Court Orders Hartford to Disclose Relationship with University Disability Consortium

In an ongoing Hartford disability lawsuit governed by ERISA, a Kansas Federal Magistrate Judge recently ordered Hartford to disclose information regarding its relationship with the “third party vendor” University Disability Consortium (UDC). Additionally, the Judge ordered Hartford to provide data on the number of claims it receives from AIG employees and the percentage it approves/denies.
A former employee of American International Group, Inc. (AIG) was forced to file a lawsuit against the Hartford Life and Accident Insurance Company after her continued claim for disability benefits was denied by Hartford. The claimant, a three year employee of AIG, was forced to leave work in June 2008 due to various health problems including “Crohn’s disease, chronic blood loss anemia, malabsorption disorders, B-12 deficiency, left-side colitis/proctitis, and chronic pain.” She applied for and was granted long term disability benefits in January 2009.
After 24 months of benefits, the definition of disability in her policy changed from being unable to perform her “own occupation” to being unable to perform “any occupation.” In light of this more difficult standard to satisfy, Hartford denied her continued disability benefits in January of 2011. After filing the required administrative ERISA appeals, a Federal lawsuit was filed as a remedy of last resort.
What is Hartford’s Relationship with University Disability Consortium?
The disability insurance attorney for the claimant sent Hartford’s attorney discovery requests so that it could investigate whether Hartford acted improperly while handling their client’s claim.
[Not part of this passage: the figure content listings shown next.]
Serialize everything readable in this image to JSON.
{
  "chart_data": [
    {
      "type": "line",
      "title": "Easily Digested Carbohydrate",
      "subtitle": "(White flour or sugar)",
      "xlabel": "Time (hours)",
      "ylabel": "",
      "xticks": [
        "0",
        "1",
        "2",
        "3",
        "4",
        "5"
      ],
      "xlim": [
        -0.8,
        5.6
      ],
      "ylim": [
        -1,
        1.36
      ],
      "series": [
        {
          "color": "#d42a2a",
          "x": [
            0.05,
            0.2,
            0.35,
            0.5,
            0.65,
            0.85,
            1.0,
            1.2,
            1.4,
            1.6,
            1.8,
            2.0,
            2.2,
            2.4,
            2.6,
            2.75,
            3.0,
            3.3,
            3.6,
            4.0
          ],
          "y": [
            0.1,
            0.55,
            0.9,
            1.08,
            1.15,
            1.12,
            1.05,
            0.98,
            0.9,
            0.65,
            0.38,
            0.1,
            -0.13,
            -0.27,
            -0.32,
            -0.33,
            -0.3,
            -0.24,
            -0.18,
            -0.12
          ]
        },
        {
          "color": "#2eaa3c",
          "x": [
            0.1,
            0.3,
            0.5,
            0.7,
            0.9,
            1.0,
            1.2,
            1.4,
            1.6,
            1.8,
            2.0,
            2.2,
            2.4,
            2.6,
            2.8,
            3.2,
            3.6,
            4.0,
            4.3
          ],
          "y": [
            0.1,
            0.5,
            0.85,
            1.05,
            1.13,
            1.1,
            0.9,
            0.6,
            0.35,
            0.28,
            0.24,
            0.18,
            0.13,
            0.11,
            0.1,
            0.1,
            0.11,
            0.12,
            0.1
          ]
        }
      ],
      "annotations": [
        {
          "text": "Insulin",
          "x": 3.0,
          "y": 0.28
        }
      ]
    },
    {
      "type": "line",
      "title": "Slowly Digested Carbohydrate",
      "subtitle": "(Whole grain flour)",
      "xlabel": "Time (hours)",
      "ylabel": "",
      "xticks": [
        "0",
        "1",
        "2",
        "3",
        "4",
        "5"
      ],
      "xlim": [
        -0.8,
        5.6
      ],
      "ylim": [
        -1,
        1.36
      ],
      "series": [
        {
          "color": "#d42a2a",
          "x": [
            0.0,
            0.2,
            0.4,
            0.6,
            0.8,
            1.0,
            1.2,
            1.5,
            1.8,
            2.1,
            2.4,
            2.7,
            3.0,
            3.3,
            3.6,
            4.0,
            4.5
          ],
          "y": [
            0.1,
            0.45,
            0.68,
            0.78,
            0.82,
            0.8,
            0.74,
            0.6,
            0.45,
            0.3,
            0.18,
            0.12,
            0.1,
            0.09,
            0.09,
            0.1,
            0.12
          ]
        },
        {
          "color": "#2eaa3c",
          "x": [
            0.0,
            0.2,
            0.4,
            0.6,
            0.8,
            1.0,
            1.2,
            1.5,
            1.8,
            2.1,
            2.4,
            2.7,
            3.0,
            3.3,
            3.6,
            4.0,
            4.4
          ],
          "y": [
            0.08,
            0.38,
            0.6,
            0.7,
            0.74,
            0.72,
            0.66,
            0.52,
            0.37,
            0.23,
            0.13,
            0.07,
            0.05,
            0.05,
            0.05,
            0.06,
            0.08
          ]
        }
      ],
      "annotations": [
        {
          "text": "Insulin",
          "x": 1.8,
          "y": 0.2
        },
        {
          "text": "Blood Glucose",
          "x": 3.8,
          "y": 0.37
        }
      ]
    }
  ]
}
Specific requests were sent that included inquiries regarding Hartford’s relationship with University Disability Consortium (UDC).
Hartford and other similar disability insurance carriers often hire “third party vendors” such as UDC or MLS to have the vendor’s doctors conduct an allegedly “independent” review of the medical documents of a claimant. Although this is done to show that such reviews were conducted impartially by doctors not associated with the insurance company, the review invoices are still paid by the insurance companies, and the vendors and the reviewing physicians are aware of this. UDC can be retained hundreds of times a year to review the disability claims of Hartford policyholders.
The fear of every claimant is therefore that the physician conducting the review is more likely to side with the insurance company, who is in effect paying the bill, so that future referrals will also come to the doctor. In light of this fear, the attorney for the claimant sent discovery requests to the attorney for Hartford to learn more about the UDC and Hartford relationship.
The plaintiff asked for explanations concerning the method and amount of compensation that was provided by Hartford to UDC and the reviewing doctors for reviewing the medical files and making recommendations to Hartford.
Hartford attempted to hide the details of its relationship with UDC and refused to provide such information to the plaintiff. The Kansas Federal Magistrate Judge told Hartford that it must turn over such information as it “is relevant to the issue of whether the third party vendor’ is truly independent or financially biased.”
The plaintiff’s attorney also requested statistical information concerning AIG employee disability claims and Hartford’s denial rates of such claims for the years 2008-2011. Hartford also attempted to hide this information. However, the Magistrate Judge ruled that such evidence is relevant and, as such, Hartford must also provide it to the plaintiff.
Although this ruling is, of course, fact specific to this case, this ruling from the Federal District Court of Kansas is encouraging for all claimants who are forced to file lawsuits in the future for denied disability claims. This specific claim is not being handled by Attorneys Dell & Schaefer.